Screen capture from Nip/Tuck showing a character using Firefox

Screen capture from Nip/Tuck showing a character using Firefox with a close up view of the title bar

MozillaBuild 1.2 for Christmas

December 21st, 2007

After a lot of hard work by Ben, we’ve finally released an updated MozillaBuild package, version 1.2.  This version contains a number of fixes and additions over the previous 1.1, including:

  • Support for Visual C++ 2008
  • Support for the Vista Platform SDK
  • A non-ancient version of ssh
  • A l10n start script that doesn’t require a compiler or SDK
  • A fix for that annoying ClearType bug that drew lines next to every character you typed
  • Included a Unicode version of NSIS

You can see some of the details in the tracking bug.  We also finally created a MozillaBuild component in bugzilla, so you can file bugs in mozilla.org : MozillaBuild if you have problems or requests.  Big thanks to everyone who contributed code and testing to make this release possible!

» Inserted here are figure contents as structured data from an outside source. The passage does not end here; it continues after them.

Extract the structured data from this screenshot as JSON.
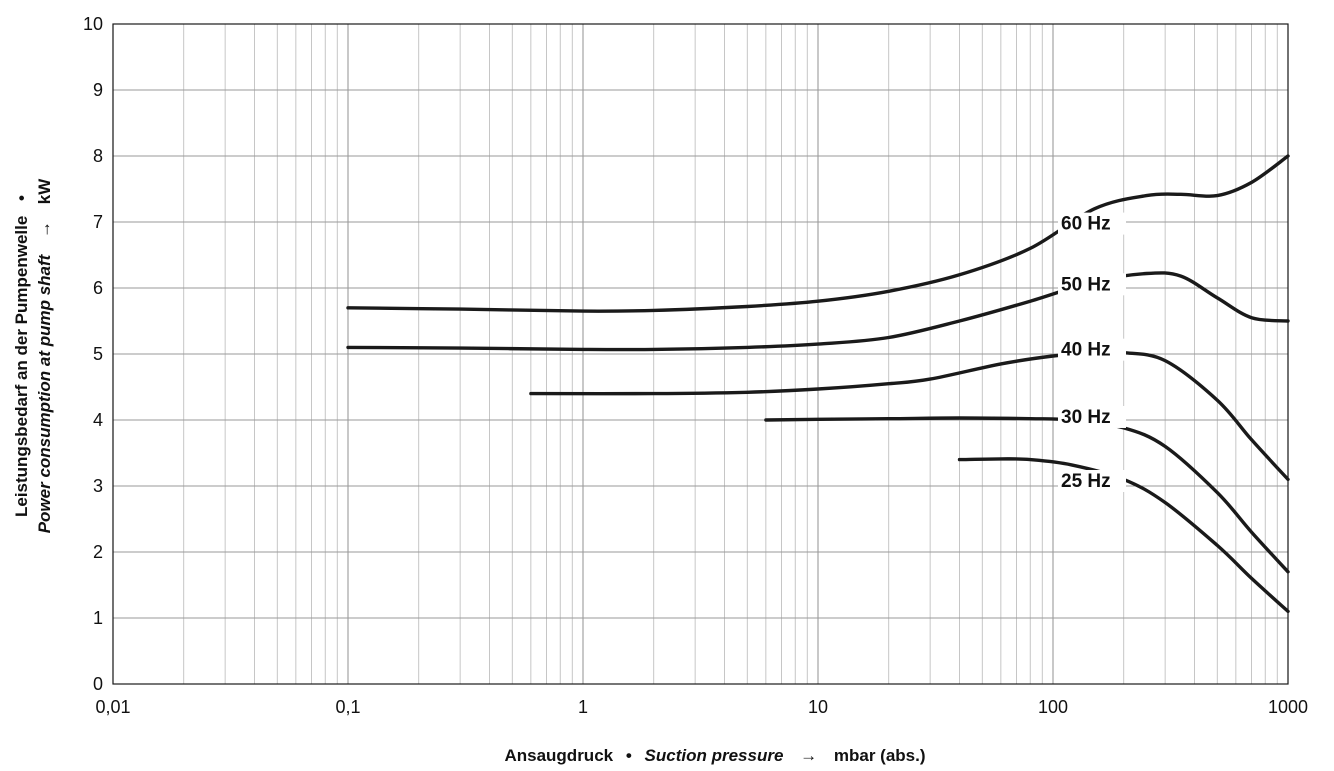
{
  "chart_data": {
    "type": "line",
    "x_scale": "log",
    "xlim": [
      0.01,
      1000
    ],
    "ylim": [
      0,
      10
    ],
    "grid": true,
    "x_ticks": [
      0.01,
      0.1,
      1,
      10,
      100,
      1000
    ],
    "x_tick_labels": [
      "0,01",
      "0,1",
      "1",
      "10",
      "100",
      "1000"
    ],
    "y_ticks": [
      0,
      1,
      2,
      3,
      4,
      5,
      6,
      7,
      8,
      9,
      10
    ],
    "y_tick_labels": [
      "0",
      "1",
      "2",
      "3",
      "4",
      "5",
      "6",
      "7",
      "8",
      "9",
      "10"
    ],
    "xlabel": {
      "de": "Ansaugdruck",
      "sep": "•",
      "en": "Suction pressure",
      "arrow": "→",
      "unit": "mbar (abs.)"
    },
    "ylabel": {
      "de": "Leistungsbedarf an der Pumpenwelle",
      "sep": "•",
      "en": "Power consumption at pump shaft",
      "arrow": "→",
      "unit": "kW"
    },
    "line_color": "#1a1a1a",
    "grid_color": "#9a9a9a",
    "series": [
      {
        "name": "60 Hz",
        "x": [
          0.1,
          0.3,
          1,
          2,
          5,
          10,
          20,
          40,
          80,
          150,
          250,
          350,
          500,
          700,
          1000
        ],
        "y": [
          5.7,
          5.68,
          5.65,
          5.66,
          5.72,
          5.8,
          5.95,
          6.2,
          6.6,
          7.2,
          7.4,
          7.42,
          7.4,
          7.6,
          8.0
        ]
      },
      {
        "name": "50 Hz",
        "x": [
          0.1,
          0.3,
          1,
          2,
          5,
          10,
          20,
          40,
          80,
          150,
          250,
          350,
          500,
          700,
          1000
        ],
        "y": [
          5.1,
          5.09,
          5.07,
          5.07,
          5.1,
          5.15,
          5.25,
          5.5,
          5.8,
          6.1,
          6.22,
          6.18,
          5.85,
          5.55,
          5.5
        ]
      },
      {
        "name": "40 Hz",
        "x": [
          0.6,
          2,
          5,
          10,
          20,
          30,
          60,
          100,
          150,
          200,
          300,
          500,
          700,
          1000
        ],
        "y": [
          4.4,
          4.4,
          4.42,
          4.47,
          4.55,
          4.62,
          4.85,
          4.97,
          5.02,
          5.02,
          4.9,
          4.3,
          3.7,
          3.1
        ]
      },
      {
        "name": "30 Hz",
        "x": [
          6,
          10,
          20,
          40,
          80,
          120,
          200,
          300,
          500,
          700,
          1000
        ],
        "y": [
          4.0,
          4.01,
          4.02,
          4.03,
          4.02,
          4.0,
          3.88,
          3.6,
          2.9,
          2.3,
          1.7
        ]
      },
      {
        "name": "25 Hz",
        "x": [
          40,
          60,
          80,
          120,
          200,
          300,
          500,
          700,
          1000
        ],
        "y": [
          3.4,
          3.41,
          3.4,
          3.32,
          3.1,
          2.75,
          2.1,
          1.6,
          1.1
        ]
      }
    ]
  }
}
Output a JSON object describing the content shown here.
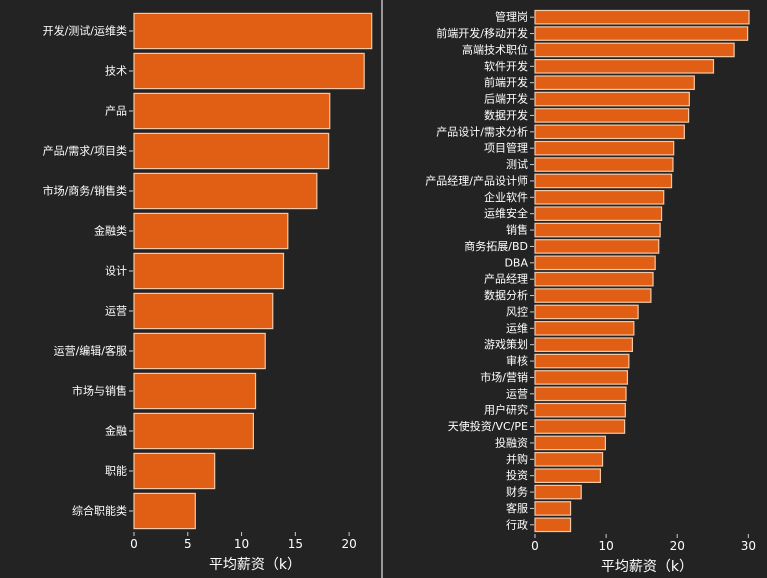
{
  "colors": {
    "background": "#232323",
    "bar_fill": "#e15f14",
    "bar_edge": "#f2c9a8",
    "text": "#ffffff",
    "axis": "#cccccc",
    "divider": "#bfbfbf"
  },
  "chart_data": [
    {
      "type": "bar",
      "orientation": "horizontal",
      "xlabel": "平均薪资（k）",
      "ylabel": "",
      "xlim": [
        0,
        22.5
      ],
      "xticks": [
        0,
        5,
        10,
        15,
        20
      ],
      "grid": false,
      "categories": [
        "开发/测试/运维类",
        "技术",
        "产品",
        "产品/需求/项目类",
        "市场/商务/销售类",
        "金融类",
        "设计",
        "运营",
        "运营/编辑/客服",
        "市场与销售",
        "金融",
        "职能",
        "综合职能类"
      ],
      "values": [
        22.1,
        21.4,
        18.2,
        18.1,
        17.0,
        14.3,
        13.9,
        12.9,
        12.2,
        11.3,
        11.1,
        7.5,
        5.7
      ]
    },
    {
      "type": "bar",
      "orientation": "horizontal",
      "xlabel": "平均薪资（k）",
      "ylabel": "",
      "xlim": [
        0,
        31.5
      ],
      "xticks": [
        0,
        10,
        20,
        30
      ],
      "grid": false,
      "categories": [
        "管理岗",
        "前端开发/移动开发",
        "高端技术职位",
        "软件开发",
        "前端开发",
        "后端开发",
        "数据开发",
        "产品设计/需求分析",
        "项目管理",
        "测试",
        "产品经理/产品设计师",
        "企业软件",
        "运维安全",
        "销售",
        "商务拓展/BD",
        "DBA",
        "产品经理",
        "数据分析",
        "风控",
        "运维",
        "游戏策划",
        "审核",
        "市场/营销",
        "运营",
        "用户研究",
        "天使投资/VC/PE",
        "投融资",
        "并购",
        "投资",
        "财务",
        "客服",
        "行政"
      ],
      "values": [
        30.1,
        29.9,
        28.0,
        25.1,
        22.4,
        21.7,
        21.6,
        21.0,
        19.5,
        19.4,
        19.2,
        18.1,
        17.8,
        17.6,
        17.4,
        16.9,
        16.6,
        16.3,
        14.5,
        13.9,
        13.7,
        13.2,
        13.0,
        12.8,
        12.7,
        12.6,
        9.9,
        9.5,
        9.2,
        6.5,
        5.0,
        5.0
      ]
    }
  ]
}
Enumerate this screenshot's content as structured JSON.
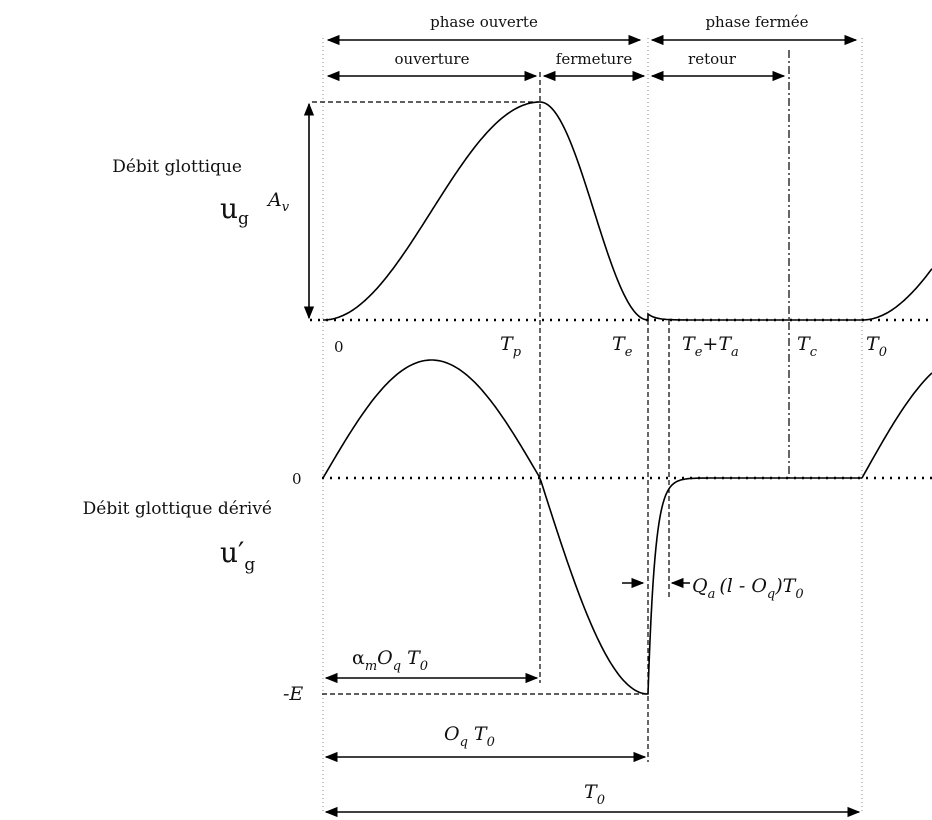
{
  "phases": {
    "open": "phase ouverte",
    "closed": "phase fermée",
    "opening": "ouverture",
    "closing": "fermeture",
    "return": "retour"
  },
  "flow": {
    "label": "Débit glottique",
    "symbol_base": "u",
    "symbol_sub": "g",
    "amplitude": "A",
    "amplitude_sub": "v"
  },
  "derivative": {
    "label": "Débit glottique dérivé",
    "symbol_base": "u′",
    "symbol_sub": "g",
    "zero": "0",
    "min_label": "-E"
  },
  "time_marks": {
    "zero": "0",
    "tp": "T",
    "tp_sub": "p",
    "te": "T",
    "te_sub": "e",
    "tea_a": "T",
    "tea_a_sub": "e",
    "tea_plus": "+",
    "tea_b": "T",
    "tea_b_sub": "a",
    "tc": "T",
    "tc_sub": "c",
    "t0": "T",
    "t0_sub": "0"
  },
  "durations": {
    "alpha_a": "α",
    "alpha_a_sub": "m",
    "alpha_o": "O",
    "alpha_o_sub": "q",
    "alpha_t": "T",
    "alpha_t_sub": "0",
    "oq_o": "O",
    "oq_o_sub": "q",
    "oq_t": "T",
    "oq_t_sub": "0",
    "qa_q": "Q",
    "qa_q_sub": "a",
    "qa_mid": "(l - O",
    "qa_mid_sub": "q",
    "qa_end": ")T",
    "qa_end_sub": "0",
    "period": "T",
    "period_sub": "0"
  }
}
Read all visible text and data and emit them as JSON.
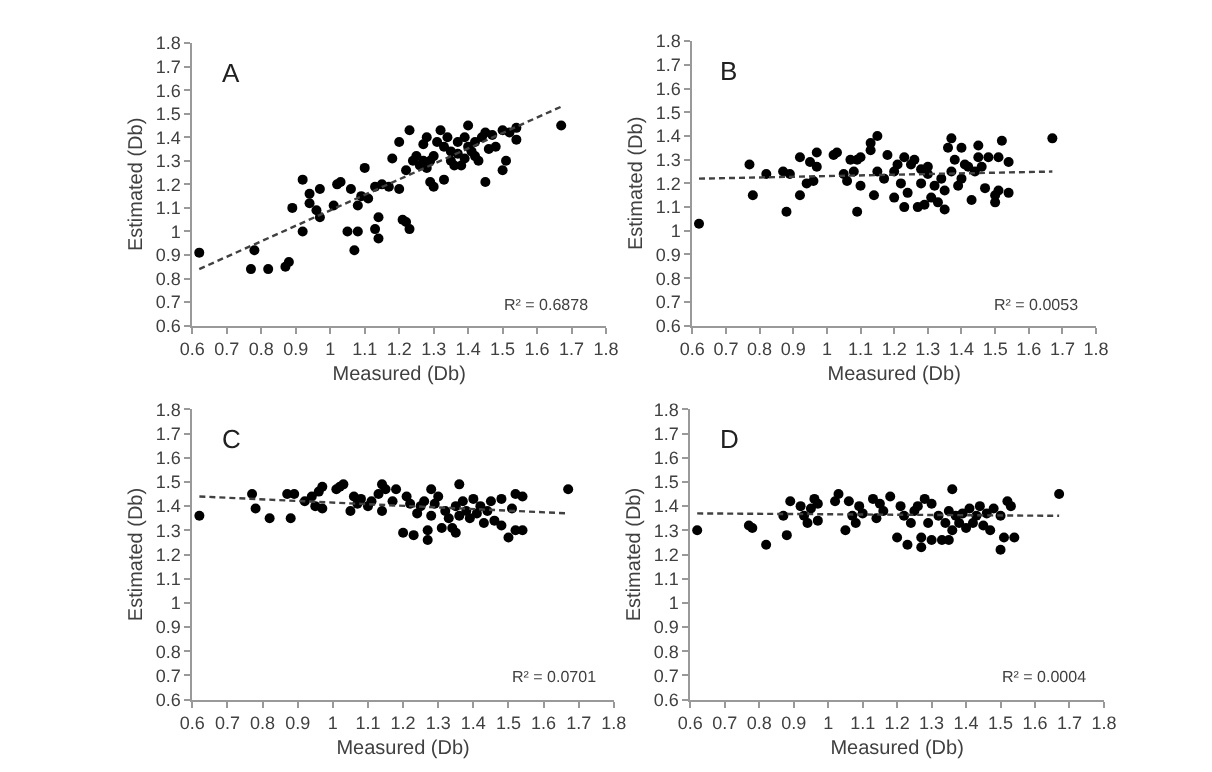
{
  "chart_data": [
    {
      "type": "scatter",
      "xlabel": "Measured (Db)",
      "ylabel": "Estimated (Db)",
      "annotations": [
        "A",
        "R² = 0.6878"
      ],
      "xlim": [
        0.6,
        1.8
      ],
      "ylim": [
        0.6,
        1.8
      ],
      "xticks": [
        0.6,
        0.7,
        0.8,
        0.9,
        1,
        1.1,
        1.2,
        1.3,
        1.4,
        1.5,
        1.6,
        1.7,
        1.8
      ],
      "yticks": [
        0.6,
        0.7,
        0.8,
        0.9,
        1,
        1.1,
        1.2,
        1.3,
        1.4,
        1.5,
        1.6,
        1.7,
        1.8
      ],
      "series": [
        {
          "type": "scatter",
          "color": "#000000",
          "marker": "circle",
          "x": [
            0.62,
            0.77,
            0.78,
            0.82,
            0.87,
            0.88,
            0.89,
            0.92,
            0.92,
            0.94,
            0.94,
            0.96,
            0.97,
            0.97,
            1.01,
            1.02,
            1.03,
            1.05,
            1.06,
            1.07,
            1.08,
            1.08,
            1.09,
            1.1,
            1.11,
            1.13,
            1.13,
            1.14,
            1.14,
            1.15,
            1.17,
            1.18,
            1.2,
            1.2,
            1.21,
            1.22,
            1.22,
            1.23,
            1.23,
            1.24,
            1.25,
            1.26,
            1.27,
            1.27,
            1.28,
            1.28,
            1.29,
            1.29,
            1.3,
            1.3,
            1.31,
            1.32,
            1.33,
            1.33,
            1.34,
            1.35,
            1.35,
            1.36,
            1.37,
            1.37,
            1.38,
            1.39,
            1.39,
            1.4,
            1.4,
            1.41,
            1.42,
            1.42,
            1.43,
            1.44,
            1.45,
            1.45,
            1.46,
            1.47,
            1.48,
            1.5,
            1.5,
            1.51,
            1.52,
            1.54,
            1.54,
            1.67
          ],
          "values": [
            0.91,
            0.84,
            0.92,
            0.84,
            0.85,
            0.87,
            1.1,
            1.22,
            1.0,
            1.16,
            1.12,
            1.09,
            1.18,
            1.06,
            1.11,
            1.2,
            1.21,
            1.0,
            1.18,
            0.92,
            1.0,
            1.11,
            1.15,
            1.27,
            1.14,
            1.01,
            1.19,
            0.97,
            1.06,
            1.2,
            1.19,
            1.31,
            1.38,
            1.18,
            1.05,
            1.04,
            1.26,
            1.01,
            1.43,
            1.3,
            1.32,
            1.28,
            1.37,
            1.3,
            1.4,
            1.27,
            1.21,
            1.3,
            1.19,
            1.32,
            1.38,
            1.43,
            1.22,
            1.36,
            1.4,
            1.3,
            1.34,
            1.28,
            1.38,
            1.33,
            1.28,
            1.4,
            1.31,
            1.45,
            1.36,
            1.34,
            1.38,
            1.32,
            1.3,
            1.4,
            1.21,
            1.42,
            1.35,
            1.41,
            1.36,
            1.26,
            1.43,
            1.3,
            1.42,
            1.39,
            1.44,
            1.45
          ]
        },
        {
          "type": "line",
          "color": "#404040",
          "marker": "none",
          "line_style": "dashed",
          "x": [
            0.62,
            1.67
          ],
          "values": [
            0.84,
            1.53
          ]
        }
      ]
    },
    {
      "type": "scatter",
      "xlabel": "Measured (Db)",
      "ylabel": "Estimated (Db)",
      "annotations": [
        "B",
        "R² = 0.0053"
      ],
      "xlim": [
        0.6,
        1.8
      ],
      "ylim": [
        0.6,
        1.8
      ],
      "xticks": [
        0.6,
        0.7,
        0.8,
        0.9,
        1,
        1.1,
        1.2,
        1.3,
        1.4,
        1.5,
        1.6,
        1.7,
        1.8
      ],
      "yticks": [
        0.6,
        0.7,
        0.8,
        0.9,
        1,
        1.1,
        1.2,
        1.3,
        1.4,
        1.5,
        1.6,
        1.7,
        1.8
      ],
      "series": [
        {
          "type": "scatter",
          "color": "#000000",
          "marker": "circle",
          "x": [
            0.62,
            0.77,
            0.78,
            0.82,
            0.87,
            0.88,
            0.89,
            0.92,
            0.92,
            0.94,
            0.95,
            0.96,
            0.97,
            0.97,
            1.02,
            1.03,
            1.05,
            1.06,
            1.07,
            1.08,
            1.09,
            1.09,
            1.1,
            1.1,
            1.13,
            1.13,
            1.14,
            1.15,
            1.15,
            1.17,
            1.18,
            1.2,
            1.2,
            1.21,
            1.22,
            1.23,
            1.23,
            1.24,
            1.25,
            1.26,
            1.27,
            1.28,
            1.28,
            1.29,
            1.3,
            1.3,
            1.31,
            1.32,
            1.33,
            1.34,
            1.35,
            1.35,
            1.36,
            1.37,
            1.37,
            1.38,
            1.39,
            1.4,
            1.4,
            1.41,
            1.42,
            1.43,
            1.44,
            1.45,
            1.45,
            1.46,
            1.47,
            1.48,
            1.5,
            1.5,
            1.51,
            1.51,
            1.52,
            1.54,
            1.54,
            1.67
          ],
          "values": [
            1.03,
            1.28,
            1.15,
            1.24,
            1.25,
            1.08,
            1.24,
            1.31,
            1.15,
            1.2,
            1.29,
            1.21,
            1.33,
            1.27,
            1.32,
            1.33,
            1.24,
            1.21,
            1.3,
            1.25,
            1.08,
            1.3,
            1.19,
            1.31,
            1.34,
            1.37,
            1.15,
            1.4,
            1.25,
            1.22,
            1.32,
            1.14,
            1.25,
            1.28,
            1.2,
            1.1,
            1.31,
            1.16,
            1.28,
            1.3,
            1.1,
            1.2,
            1.26,
            1.11,
            1.27,
            1.24,
            1.14,
            1.19,
            1.12,
            1.22,
            1.09,
            1.17,
            1.35,
            1.39,
            1.25,
            1.3,
            1.19,
            1.35,
            1.22,
            1.28,
            1.27,
            1.13,
            1.25,
            1.36,
            1.31,
            1.27,
            1.18,
            1.31,
            1.15,
            1.12,
            1.31,
            1.17,
            1.38,
            1.29,
            1.16,
            1.39
          ]
        },
        {
          "type": "line",
          "color": "#404040",
          "marker": "none",
          "line_style": "dashed",
          "x": [
            0.62,
            1.67
          ],
          "values": [
            1.22,
            1.25
          ]
        }
      ]
    },
    {
      "type": "scatter",
      "xlabel": "Measured (Db)",
      "ylabel": "Estimated (Db)",
      "annotations": [
        "C",
        "R² = 0.0701"
      ],
      "xlim": [
        0.6,
        1.8
      ],
      "ylim": [
        0.6,
        1.8
      ],
      "xticks": [
        0.6,
        0.7,
        0.8,
        0.9,
        1,
        1.1,
        1.2,
        1.3,
        1.4,
        1.5,
        1.6,
        1.7,
        1.8
      ],
      "yticks": [
        0.6,
        0.7,
        0.8,
        0.9,
        1,
        1.1,
        1.2,
        1.3,
        1.4,
        1.5,
        1.6,
        1.7,
        1.8
      ],
      "series": [
        {
          "type": "scatter",
          "color": "#000000",
          "marker": "circle",
          "x": [
            0.62,
            0.77,
            0.78,
            0.82,
            0.87,
            0.88,
            0.89,
            0.92,
            0.94,
            0.95,
            0.96,
            0.97,
            0.97,
            1.01,
            1.02,
            1.03,
            1.05,
            1.06,
            1.07,
            1.08,
            1.1,
            1.11,
            1.13,
            1.14,
            1.14,
            1.15,
            1.17,
            1.18,
            1.2,
            1.21,
            1.22,
            1.23,
            1.24,
            1.25,
            1.26,
            1.27,
            1.27,
            1.28,
            1.28,
            1.29,
            1.3,
            1.31,
            1.32,
            1.33,
            1.34,
            1.35,
            1.35,
            1.36,
            1.36,
            1.37,
            1.38,
            1.39,
            1.4,
            1.41,
            1.42,
            1.43,
            1.44,
            1.45,
            1.46,
            1.48,
            1.48,
            1.5,
            1.51,
            1.52,
            1.52,
            1.54,
            1.54,
            1.67
          ],
          "values": [
            1.36,
            1.45,
            1.39,
            1.35,
            1.45,
            1.35,
            1.45,
            1.42,
            1.44,
            1.4,
            1.46,
            1.48,
            1.39,
            1.47,
            1.48,
            1.49,
            1.38,
            1.44,
            1.41,
            1.43,
            1.4,
            1.42,
            1.45,
            1.49,
            1.38,
            1.47,
            1.42,
            1.47,
            1.29,
            1.44,
            1.41,
            1.28,
            1.37,
            1.4,
            1.42,
            1.26,
            1.3,
            1.47,
            1.36,
            1.41,
            1.44,
            1.31,
            1.38,
            1.35,
            1.31,
            1.29,
            1.4,
            1.49,
            1.36,
            1.42,
            1.38,
            1.35,
            1.43,
            1.37,
            1.4,
            1.33,
            1.38,
            1.42,
            1.34,
            1.32,
            1.43,
            1.27,
            1.39,
            1.3,
            1.45,
            1.44,
            1.3,
            1.47
          ]
        },
        {
          "type": "line",
          "color": "#404040",
          "marker": "none",
          "line_style": "dashed",
          "x": [
            0.62,
            1.67
          ],
          "values": [
            1.44,
            1.37
          ]
        }
      ]
    },
    {
      "type": "scatter",
      "xlabel": "Measured (Db)",
      "ylabel": "Estimated (Db)",
      "annotations": [
        "D",
        "R² = 0.0004"
      ],
      "xlim": [
        0.6,
        1.8
      ],
      "ylim": [
        0.6,
        1.8
      ],
      "xticks": [
        0.6,
        0.7,
        0.8,
        0.9,
        1,
        1.1,
        1.2,
        1.3,
        1.4,
        1.5,
        1.6,
        1.7,
        1.8
      ],
      "yticks": [
        0.6,
        0.7,
        0.8,
        0.9,
        1,
        1.1,
        1.2,
        1.3,
        1.4,
        1.5,
        1.6,
        1.7,
        1.8
      ],
      "series": [
        {
          "type": "scatter",
          "color": "#000000",
          "marker": "circle",
          "x": [
            0.62,
            0.77,
            0.78,
            0.82,
            0.87,
            0.88,
            0.89,
            0.92,
            0.93,
            0.94,
            0.95,
            0.96,
            0.97,
            0.97,
            1.02,
            1.03,
            1.05,
            1.06,
            1.07,
            1.08,
            1.09,
            1.1,
            1.13,
            1.14,
            1.15,
            1.16,
            1.18,
            1.2,
            1.21,
            1.22,
            1.23,
            1.24,
            1.25,
            1.26,
            1.27,
            1.27,
            1.28,
            1.29,
            1.3,
            1.3,
            1.32,
            1.33,
            1.34,
            1.35,
            1.35,
            1.36,
            1.36,
            1.37,
            1.38,
            1.39,
            1.4,
            1.41,
            1.42,
            1.43,
            1.44,
            1.45,
            1.46,
            1.47,
            1.48,
            1.5,
            1.5,
            1.51,
            1.52,
            1.53,
            1.54,
            1.67
          ],
          "values": [
            1.3,
            1.32,
            1.31,
            1.24,
            1.36,
            1.28,
            1.42,
            1.4,
            1.36,
            1.33,
            1.39,
            1.43,
            1.34,
            1.41,
            1.42,
            1.45,
            1.3,
            1.42,
            1.36,
            1.33,
            1.4,
            1.37,
            1.43,
            1.35,
            1.41,
            1.38,
            1.44,
            1.27,
            1.4,
            1.36,
            1.24,
            1.33,
            1.38,
            1.4,
            1.23,
            1.27,
            1.43,
            1.33,
            1.41,
            1.26,
            1.36,
            1.26,
            1.33,
            1.26,
            1.38,
            1.47,
            1.3,
            1.36,
            1.33,
            1.37,
            1.31,
            1.39,
            1.33,
            1.36,
            1.4,
            1.32,
            1.37,
            1.3,
            1.39,
            1.22,
            1.36,
            1.27,
            1.42,
            1.4,
            1.27,
            1.45
          ]
        },
        {
          "type": "line",
          "color": "#404040",
          "marker": "none",
          "line_style": "dashed",
          "x": [
            0.62,
            1.67
          ],
          "values": [
            1.37,
            1.36
          ]
        }
      ]
    }
  ]
}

Unit tests: now with less suck!

November 21st, 2007

Thanks to the combined efforts of a few people, the Tinderbox build logs for our unit test machines now suck much less.  You can now click on “View Brief Log” and get a summary of test failures right at the top, instead of searching through the full log for various failure strings.  In addition, if you click down to the errors in the body of the log, the test files are linkified to bonsai for you.  Awesome!